Compeat Carrot Cake


  • 1 cup self-raising wholemeal flour
  • 1 tsp salt
  • 2 tsp ground cinnamon
  • 1/2 cup olive oil
  • 1/2 cup brown sugar
  • 1 tsp vanilla essence
  • 2 eggs
  • 1 1/2 cups grated carrot
  • 1/4 cup medjool dates
  • 1/2 cup walnuts
  • 1/4 cup dried cranberries
  • pepitas


  • Prep Ingredients: Pit the medjool dates and cut them into chunks. Chop the walnuts.
  • Preheat oven to 180°C
  • In a medium bowl combine flour, salt and cinnamon and stir until well combined.
  • In a separate bowl, whisk olive oil, sugar, vanilla essence and eggs. Ensure the mixture is well combined.

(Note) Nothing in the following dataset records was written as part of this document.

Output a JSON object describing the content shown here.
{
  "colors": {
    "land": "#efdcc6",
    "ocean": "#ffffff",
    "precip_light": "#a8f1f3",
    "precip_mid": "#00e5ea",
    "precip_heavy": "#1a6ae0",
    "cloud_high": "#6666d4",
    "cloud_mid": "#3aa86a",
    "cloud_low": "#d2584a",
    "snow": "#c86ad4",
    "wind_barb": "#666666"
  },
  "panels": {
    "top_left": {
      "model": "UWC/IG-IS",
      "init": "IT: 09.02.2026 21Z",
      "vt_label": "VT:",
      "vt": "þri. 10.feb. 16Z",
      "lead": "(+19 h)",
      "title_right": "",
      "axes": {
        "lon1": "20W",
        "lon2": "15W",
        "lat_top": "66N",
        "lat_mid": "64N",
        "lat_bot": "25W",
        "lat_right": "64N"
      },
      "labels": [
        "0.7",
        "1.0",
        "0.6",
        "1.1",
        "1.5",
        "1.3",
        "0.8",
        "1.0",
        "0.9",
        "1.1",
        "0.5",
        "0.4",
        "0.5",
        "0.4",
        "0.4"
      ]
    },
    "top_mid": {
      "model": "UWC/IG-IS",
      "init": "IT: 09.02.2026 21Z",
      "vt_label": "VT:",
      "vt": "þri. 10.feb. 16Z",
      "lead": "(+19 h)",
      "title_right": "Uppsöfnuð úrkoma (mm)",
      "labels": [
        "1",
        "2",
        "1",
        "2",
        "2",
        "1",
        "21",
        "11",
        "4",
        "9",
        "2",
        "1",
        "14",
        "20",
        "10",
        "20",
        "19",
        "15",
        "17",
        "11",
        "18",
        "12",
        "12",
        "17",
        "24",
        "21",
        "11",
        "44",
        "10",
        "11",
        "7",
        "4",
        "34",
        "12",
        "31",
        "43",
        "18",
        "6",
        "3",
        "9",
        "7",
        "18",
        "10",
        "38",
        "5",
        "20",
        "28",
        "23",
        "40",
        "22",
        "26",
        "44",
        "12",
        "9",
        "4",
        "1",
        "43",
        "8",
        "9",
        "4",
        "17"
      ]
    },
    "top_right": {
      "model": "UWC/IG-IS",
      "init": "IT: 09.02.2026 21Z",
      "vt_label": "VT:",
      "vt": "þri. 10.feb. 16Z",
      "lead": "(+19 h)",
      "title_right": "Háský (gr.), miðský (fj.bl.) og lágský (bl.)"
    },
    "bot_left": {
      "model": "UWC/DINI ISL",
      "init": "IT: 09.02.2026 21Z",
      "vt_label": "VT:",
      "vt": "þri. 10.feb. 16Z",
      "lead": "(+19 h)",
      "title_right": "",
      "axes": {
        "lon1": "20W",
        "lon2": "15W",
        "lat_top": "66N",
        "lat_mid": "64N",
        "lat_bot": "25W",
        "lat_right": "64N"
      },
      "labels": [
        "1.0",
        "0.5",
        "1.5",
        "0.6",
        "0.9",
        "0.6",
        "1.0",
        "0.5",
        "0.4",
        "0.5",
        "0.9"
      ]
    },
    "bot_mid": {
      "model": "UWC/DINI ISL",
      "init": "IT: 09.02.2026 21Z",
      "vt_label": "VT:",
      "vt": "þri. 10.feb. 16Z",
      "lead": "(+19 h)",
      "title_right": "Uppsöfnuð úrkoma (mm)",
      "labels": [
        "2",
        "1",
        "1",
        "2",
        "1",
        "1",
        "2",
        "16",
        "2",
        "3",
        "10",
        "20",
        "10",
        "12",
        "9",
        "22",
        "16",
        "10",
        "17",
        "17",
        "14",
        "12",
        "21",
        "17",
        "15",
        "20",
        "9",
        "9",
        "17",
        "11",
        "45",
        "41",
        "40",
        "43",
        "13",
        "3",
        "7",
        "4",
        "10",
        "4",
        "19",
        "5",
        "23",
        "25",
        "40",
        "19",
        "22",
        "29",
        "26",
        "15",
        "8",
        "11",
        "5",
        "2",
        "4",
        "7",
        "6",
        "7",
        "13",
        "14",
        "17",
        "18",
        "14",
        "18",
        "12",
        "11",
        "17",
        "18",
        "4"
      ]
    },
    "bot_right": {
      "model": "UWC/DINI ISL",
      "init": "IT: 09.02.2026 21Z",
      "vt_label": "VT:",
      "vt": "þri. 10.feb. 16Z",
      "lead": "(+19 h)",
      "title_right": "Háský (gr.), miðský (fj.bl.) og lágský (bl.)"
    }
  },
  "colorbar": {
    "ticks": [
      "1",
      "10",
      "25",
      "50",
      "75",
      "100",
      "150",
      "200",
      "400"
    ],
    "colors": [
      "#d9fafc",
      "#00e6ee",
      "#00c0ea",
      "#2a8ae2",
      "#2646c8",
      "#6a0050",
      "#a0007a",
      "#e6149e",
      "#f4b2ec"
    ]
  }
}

  • Add the dry ingredients into the wet mixture using a spatula, ensuring the batter is as smooth as possible.
  • Stir in carrots, date chunks, walnuts and dried cranberries to the mixture.
  • Grease a large non-stick loaf tin. Pour batter into the tin an distribute evenly.
  • Top with Pepitas and bake for 35-45 minutes or until a toothpick inserted into the center comes out clean.
  • Allow to cool for an additional 15 minutes.